療育は地域の療育センターなどの公的な施設のほか、病院やクリニックなどに併設された施設、民間の施設でも提供されています。受け入れ対象の子どもの年齢や料金などは施設によってさまざまです。児童福祉法に基づく「児童発達支援センター」、「児童発達支援事業所」、「放課後等デイサービス事業所」では「通所受給者証(受給者証)」が必要です。気になる施設があれば、まずは見学して実際の雰囲気を確かめてみましょう。その際、受給者証※が必要かどうかも確認し、必要であれば事前に手続きしておくと良いでしょう。

受給者証は、利用したい療育施設から利用開始の内定を得てから、お住まいの自治体の障害福祉課・保健センターなどに申請します。

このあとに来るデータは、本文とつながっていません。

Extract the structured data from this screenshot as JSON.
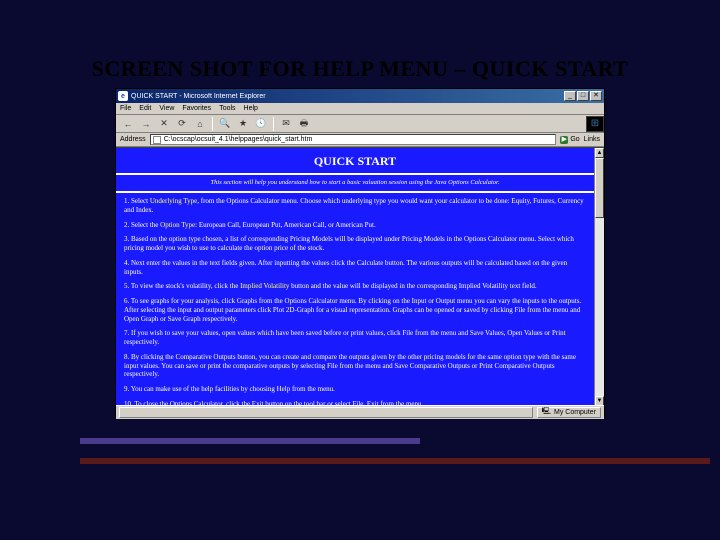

療育によって本人が適切な支援を受け、同時に周囲が本人の特性について十分理解できるようになると、子どもは生活上の支障を感じにくくなり、自己肯定感が高まって二次的な問題(二次障害)の予防につながります(自閉スペクトラム症の「二次的な問題(二次障害)」を防ぐ)。療育を利用することで行動が変わったり、気になっていたことが目立たなくなったりしますが、自閉スペクトラム症の特性が完全に消失することはありません。「自閉スペクトラム症が治るのではないか」という保護者の過剰な期待や焦りは子どもに大きなストレスを与えてしまうことがありますので注意が必要です。じっくりと療育に取り組み、子どもの発達を見守ることが大切です。

集団療育と個別療育

集団療育は少人数のグループ(2~10名程度)でゲームをしたり、遊んだりすることにより、集団活動の中でのルールや、コミュニケーション力、社会性を身につけることができます。
個別療育は子どもと専門スタッフが1対1なので、一人ひとりの発達段階やニーズなどに合わせた指導を自分のペースで受けることができます。
療育の利用開始前に専門スタッフとよく相談して、その子にとって学びやすい療育を選ぶことが大切です。